In companies that produce exceptional user experiences, the senior management "gets" the value of experience, and it pervades the values that underlie the organizational culture. However, in companies where user experience is only vaguely understood, it requires considerable negotiation and persuasion to get past opposition and conflicting interests.

Financial Measures of the User-Experience Strategy

The optimum formula for profitability is to deliver the best user experience for the least capital investment. There is little value to the company in providing "perks" to customers that do not result in increased marginal revenue.

(EN: I can't agree here. Doing as little as possible to get money out of a customer is short-sighted.
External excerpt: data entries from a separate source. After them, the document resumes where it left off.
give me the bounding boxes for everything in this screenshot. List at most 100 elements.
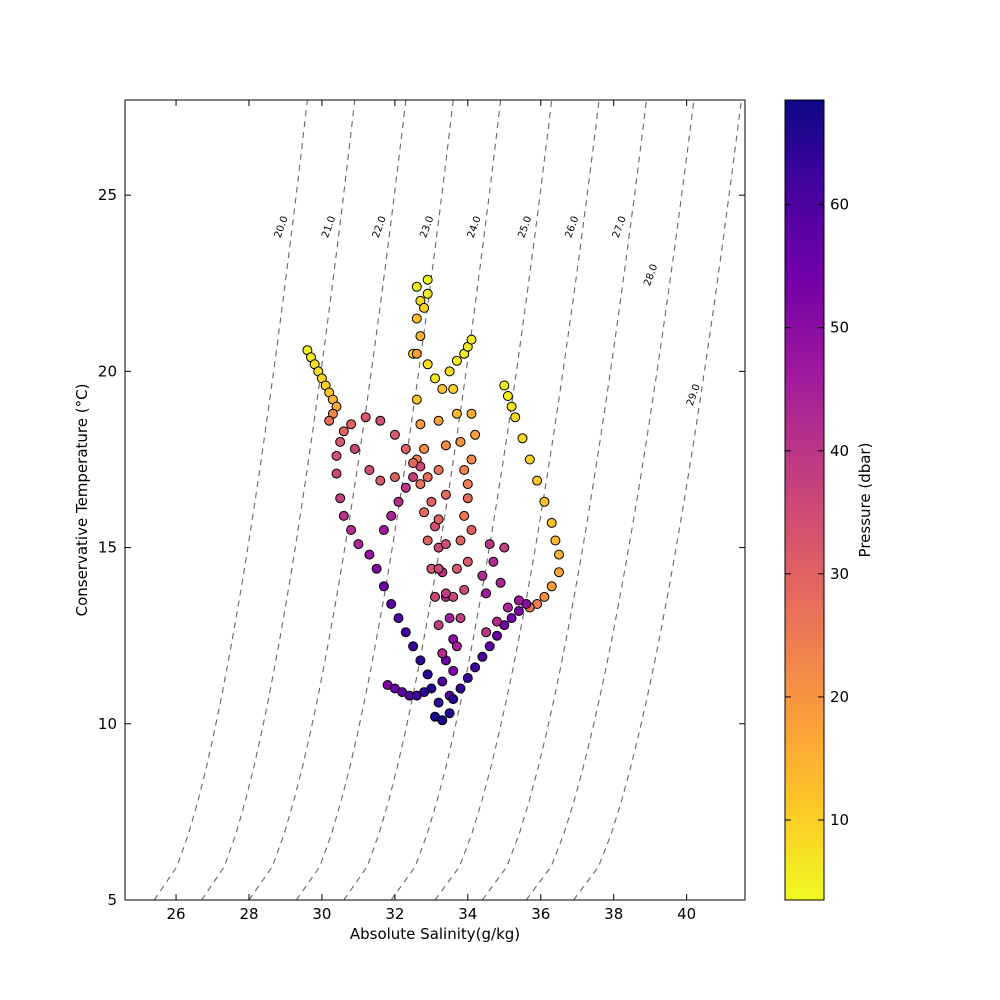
data-point	[365, 550, 374, 559]
isopycnal-label: 26.0	[563, 215, 581, 240]
data-point	[441, 540, 450, 549]
colorbar-tick-label: 60	[830, 196, 849, 214]
data-point	[445, 709, 454, 718]
data-point	[412, 349, 421, 358]
data-point	[503, 392, 512, 401]
data-point	[372, 564, 381, 573]
data-point	[511, 413, 520, 422]
x-tick-label: 40	[677, 905, 696, 923]
colorbar	[785, 100, 824, 900]
data-point	[525, 455, 534, 464]
data-point	[555, 550, 564, 559]
data-point	[449, 385, 458, 394]
data-point	[500, 381, 509, 390]
x-tick-label: 26	[167, 905, 186, 923]
data-point	[409, 642, 418, 651]
data-point	[482, 628, 491, 637]
data-point	[423, 360, 432, 369]
data-point	[540, 497, 549, 506]
data-point	[507, 614, 516, 623]
data-point	[514, 607, 523, 616]
data-point	[365, 466, 374, 475]
data-point	[354, 540, 363, 549]
data-point	[460, 466, 469, 475]
data-point	[416, 656, 425, 665]
data-point	[547, 582, 556, 591]
data-point	[347, 420, 356, 429]
isopycnal-label: 27.0	[611, 215, 629, 240]
data-point	[493, 617, 502, 626]
y-tick-label: 20	[98, 362, 117, 380]
data-point	[390, 473, 399, 482]
isopycnal-line	[574, 100, 742, 900]
data-point	[463, 480, 472, 489]
data-point	[463, 557, 472, 566]
data-point	[551, 536, 560, 545]
data-point	[438, 649, 447, 658]
data-point	[518, 434, 527, 443]
data-point	[423, 473, 432, 482]
data-point	[463, 674, 472, 683]
data-point	[423, 289, 432, 298]
data-point	[434, 515, 443, 524]
data-point	[507, 402, 516, 411]
y-tick-label: 15	[98, 539, 117, 557]
isopycnal-label: 24.0	[466, 215, 484, 240]
isopycnal-label: 25.0	[516, 215, 534, 240]
data-point	[438, 385, 447, 394]
colorbar-tick-label: 50	[830, 319, 849, 337]
y-tick-label: 10	[98, 715, 117, 733]
y-axis-label: Conservative Temperature (°C)	[73, 384, 91, 617]
data-point	[416, 332, 425, 341]
data-point	[449, 666, 458, 675]
data-point	[420, 688, 429, 697]
data-point	[452, 564, 461, 573]
data-point	[471, 663, 480, 672]
colorbar-tick-label: 10	[830, 811, 849, 829]
data-point	[471, 430, 480, 439]
isopycnal-label: 22.0	[371, 215, 389, 240]
data-point	[401, 628, 410, 637]
data-point	[325, 416, 334, 425]
data-point	[445, 614, 454, 623]
data-point	[445, 367, 454, 376]
data-point	[412, 314, 421, 323]
data-point	[394, 497, 403, 506]
data-point	[452, 642, 461, 651]
data-point	[387, 511, 396, 520]
data-point	[460, 511, 469, 520]
data-point	[434, 564, 443, 573]
data-point	[387, 600, 396, 609]
data-point	[409, 459, 418, 468]
y-axis-ticks: 5 10 15 20 25	[98, 186, 745, 909]
data-point	[379, 526, 388, 535]
isopycnal-label: 28.0	[642, 263, 660, 288]
data-point	[485, 642, 494, 651]
data-point	[489, 557, 498, 566]
data-point	[332, 451, 341, 460]
data-point	[412, 282, 421, 291]
x-tick-label: 36	[531, 905, 550, 923]
data-point	[423, 670, 432, 679]
data-point	[449, 695, 458, 704]
data-point	[420, 303, 429, 312]
isopycnal-line	[526, 100, 694, 900]
data-point	[467, 526, 476, 535]
data-point	[420, 444, 429, 453]
data-point	[431, 374, 440, 383]
data-point	[431, 592, 440, 601]
data-point	[434, 416, 443, 425]
y-tick-label: 5	[107, 891, 117, 909]
data-point	[456, 437, 465, 446]
data-point	[339, 427, 348, 436]
data-point	[467, 335, 476, 344]
colorbar-label: Pressure (dbar)	[856, 443, 874, 558]
data-point	[434, 621, 443, 630]
data-point	[496, 578, 505, 587]
data-point	[456, 536, 465, 545]
data-point	[493, 631, 502, 640]
data-point	[416, 480, 425, 489]
data-point	[478, 652, 487, 661]
data-point	[456, 684, 465, 693]
data-point	[412, 395, 421, 404]
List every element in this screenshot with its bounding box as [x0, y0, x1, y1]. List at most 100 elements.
It is operationally efficient, but does not foster customer loyalty. Also, setting a low goal leaves a company in a vulnerable position: the moment a competitor does a little more, customers leave, and it's very hard to win them back - the original firm must not merely meet the level of service that drew the customer away, but exceed it in sufficient measure to lure customers back, and probably apologize profusely for having short-changed them before.)

The cell-phone market is an example of an industry where customers set their expectations fairly low, such that a company can provide "good enough" coverage. Companies do not provide flawless coast-to-coast coverage, and have no incentive to do so, as customers are accustomed to outages and locations where coverage is poor or unavailable.

(EN: to follow up on the earlier notion: the first company that provides 100% coverage with 100% uptime will win this market. Even when competitors scramble to match the level of service, the majority customers who have left them will not switch back immediately. And the costs saved of being merely "good enough" will be far outweighed by the revenue lost to the first-mover who sets a higher standard of service.)

It's also noted that providing "too good" of an experience can be costly. For example, a site that charges a flat fee for access incurs greater expense with no additional income for users that spend a lot of time on the site. In this way, providing a better experience that encourages customers to spend more time at the site is harmful to the bottom line, and the most active customers are consequently the least profitable. So the target is to provide an experience that's just good enough to keep users from cancelling the service, but not so good they use it often.

(EN: The math works, and is common in many industries where all-you-can-eat service is provided at a flat price. However, it's a dangerous game of brinksmanship, and the "sweet spot" is difficult to achieve. And again, you cannot ignore that a lost customer isn't easily replaced, and that an enthusiastic customer spurned tends to make a lot of noise that will discourage others from doing business with you.)